Pour lui, le gouvernement se doit de prendre les mesures nécessaires pour traiter sérieusement la récession et éviter le ralentissement économique.   La décision, regrette El Fassi, doit se préparer en amont dans la concertation et la priorisation et non dans la précipitation… pour éviter les effets inverses.
Pour M’hamed Grine, membre du Conseil de la présidence et du BP du PPS,  la mesure prise par le chef du gouvernement relève d’une vision purement comptable. Le plus important, indique notre interlocuteur, c’est la maîtrise du déficit structurel.
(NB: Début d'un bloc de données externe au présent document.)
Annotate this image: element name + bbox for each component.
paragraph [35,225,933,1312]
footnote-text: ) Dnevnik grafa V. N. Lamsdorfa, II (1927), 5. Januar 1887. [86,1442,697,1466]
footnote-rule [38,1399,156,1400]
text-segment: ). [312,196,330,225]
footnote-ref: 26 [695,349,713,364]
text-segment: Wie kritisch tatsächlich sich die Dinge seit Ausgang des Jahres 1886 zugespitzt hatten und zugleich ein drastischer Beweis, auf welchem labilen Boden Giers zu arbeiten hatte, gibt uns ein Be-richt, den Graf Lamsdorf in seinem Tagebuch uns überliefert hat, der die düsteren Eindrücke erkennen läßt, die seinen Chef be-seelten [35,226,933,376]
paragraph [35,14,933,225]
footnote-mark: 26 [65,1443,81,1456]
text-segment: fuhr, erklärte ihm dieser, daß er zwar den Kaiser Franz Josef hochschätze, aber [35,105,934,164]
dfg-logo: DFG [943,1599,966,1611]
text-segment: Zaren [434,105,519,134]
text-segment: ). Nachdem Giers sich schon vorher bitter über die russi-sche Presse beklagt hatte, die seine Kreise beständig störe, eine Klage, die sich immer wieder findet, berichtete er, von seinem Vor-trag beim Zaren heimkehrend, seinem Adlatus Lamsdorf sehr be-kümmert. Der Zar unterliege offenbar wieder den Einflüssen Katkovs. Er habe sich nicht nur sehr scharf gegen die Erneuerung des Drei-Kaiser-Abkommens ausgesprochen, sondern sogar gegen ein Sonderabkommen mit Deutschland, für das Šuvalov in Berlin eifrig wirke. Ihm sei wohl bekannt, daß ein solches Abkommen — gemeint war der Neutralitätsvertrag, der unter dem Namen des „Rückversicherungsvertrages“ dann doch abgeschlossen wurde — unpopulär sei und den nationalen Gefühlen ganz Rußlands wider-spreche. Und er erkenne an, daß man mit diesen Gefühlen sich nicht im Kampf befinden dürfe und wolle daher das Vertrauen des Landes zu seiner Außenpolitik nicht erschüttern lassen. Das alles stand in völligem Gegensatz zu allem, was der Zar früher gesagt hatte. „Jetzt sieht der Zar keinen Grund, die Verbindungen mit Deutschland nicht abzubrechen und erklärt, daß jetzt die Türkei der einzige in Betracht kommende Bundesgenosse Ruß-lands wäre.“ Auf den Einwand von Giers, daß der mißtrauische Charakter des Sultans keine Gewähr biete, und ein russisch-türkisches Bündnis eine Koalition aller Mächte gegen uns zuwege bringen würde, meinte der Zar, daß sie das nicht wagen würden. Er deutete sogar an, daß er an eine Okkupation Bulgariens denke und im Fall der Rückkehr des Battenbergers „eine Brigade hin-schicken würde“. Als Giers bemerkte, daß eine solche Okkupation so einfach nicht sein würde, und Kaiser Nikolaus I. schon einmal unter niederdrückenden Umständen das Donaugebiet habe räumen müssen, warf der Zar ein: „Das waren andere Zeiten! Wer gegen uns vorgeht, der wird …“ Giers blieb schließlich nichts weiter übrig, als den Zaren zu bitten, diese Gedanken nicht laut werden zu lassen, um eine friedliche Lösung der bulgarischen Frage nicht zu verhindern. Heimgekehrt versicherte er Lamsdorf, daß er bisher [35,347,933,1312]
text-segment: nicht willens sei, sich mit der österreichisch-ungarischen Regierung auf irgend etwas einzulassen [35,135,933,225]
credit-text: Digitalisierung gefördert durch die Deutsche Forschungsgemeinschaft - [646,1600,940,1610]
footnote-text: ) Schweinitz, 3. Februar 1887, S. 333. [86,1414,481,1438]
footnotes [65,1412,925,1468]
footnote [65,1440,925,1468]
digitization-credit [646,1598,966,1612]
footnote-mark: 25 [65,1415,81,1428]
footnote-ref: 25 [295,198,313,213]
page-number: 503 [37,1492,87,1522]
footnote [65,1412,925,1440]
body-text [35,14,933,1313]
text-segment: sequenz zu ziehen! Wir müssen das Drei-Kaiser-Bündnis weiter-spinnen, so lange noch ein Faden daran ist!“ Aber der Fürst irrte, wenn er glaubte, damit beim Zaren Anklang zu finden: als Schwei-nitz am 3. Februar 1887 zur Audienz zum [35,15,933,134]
La nouvelle directive de l’Union européenne stipule que l’Etat doit respecter la nouvelle règle d’or qui dit que les ressources ordinaires et normales doivent être égales aux dépenses ordinaires et de fonctionnement en plus du déficit social de l’Etat. C’est-à-dire que dans l’ensemble, l’Etat ne doit pas vivre au-dessus de ses moyens. Pour Grine, engager des mesures comme celle-ci  obéit tout simplement  à cette logique qui vise à être en conformités avec les directives de la Banque mondiale et du FMI. Or, recommande-t-il, le Maroc se doit d’innover et de chercher de nouvelles pistes pour sortir du cercle vicieux de la pauvreté. Il faut, poursuit-il, faire preuve de volontarisme afin de relancer l’économie en général et l’activité industrielle et de service en particulier.  Certes, conclut Grine, la rigueur est nécessaire, mais il vaut mieux prendre le risque  du déficit budgétaire que de prendre celui du déséquilibre social et politique.  C’est une décision de mauvais augure qui aura certainement un impact négatif sur la dynamique économique. Annuler la totalité des crédits d’investissement non engagés à fin octobre 2013 fait partie de la politique d’austérité engagée par le gouvernement  pour préserver l’équilibre budgétaire et se conformer aux directives du FMI.
Mohamed Chiguer, économiste, ne mâche pas ses mots. Selon lui, la décision qui vient d’être prise par le chef du gouvernement est une erreur monumentale qui nous fait revenir de manière progressive aux années 80. Autrement dit, le fait de réduire l’investissement une seconde fois en une seule année sous-entend que l’on se dirige vers un nouveau PAS (Plan d’ajustement structurel) qui ne dit pas son nom.  Benkirane  soutient l’équilibre comptable par excellence au détriment  de toute logique sociale ou économique, regrette notre interlocuteur. Et d’expliquer que cette mesure d’austérité aura un impact psychologique certain sur le citoyen (car elle annonce l’amorce d’une situation difficile, voire insoutenable). Le deuxième effet non moins important c’est celui des entreprises qui travaillent avec l’Etat.  Là le désarroi est total.
En attendant le débat au parlement (il doit y avoir un débat), Chiguer estime que le gouvernement peut limiter le déficit budgétaire autrement. Augmenter le PIB permettrait, selon lui, la  maîtrise, voire la baisse, du déficit à moins de 5%, tout comme l’intégration du secteur informel dans les circuits économiques organisés.  Annuler les crédits d’investissement non encore engagés à fin octobre, c’est tout simplement  lier les mains de l’Etat et réduire son intervention, comme cela est voulu et dicté par le FMI.  
Autant dire que la conjoncture difficile et de crise se précise et s’aggrave davantage. D’aucuns s’interrogent aujourd’hui sur la nécessité, voire même l’utilité, de recourir à la ligne de précaution accordée par le FMI récemment (quelque 6,2 milliards de dollars) et sur son coût réel pour le Maroc et les Marocains.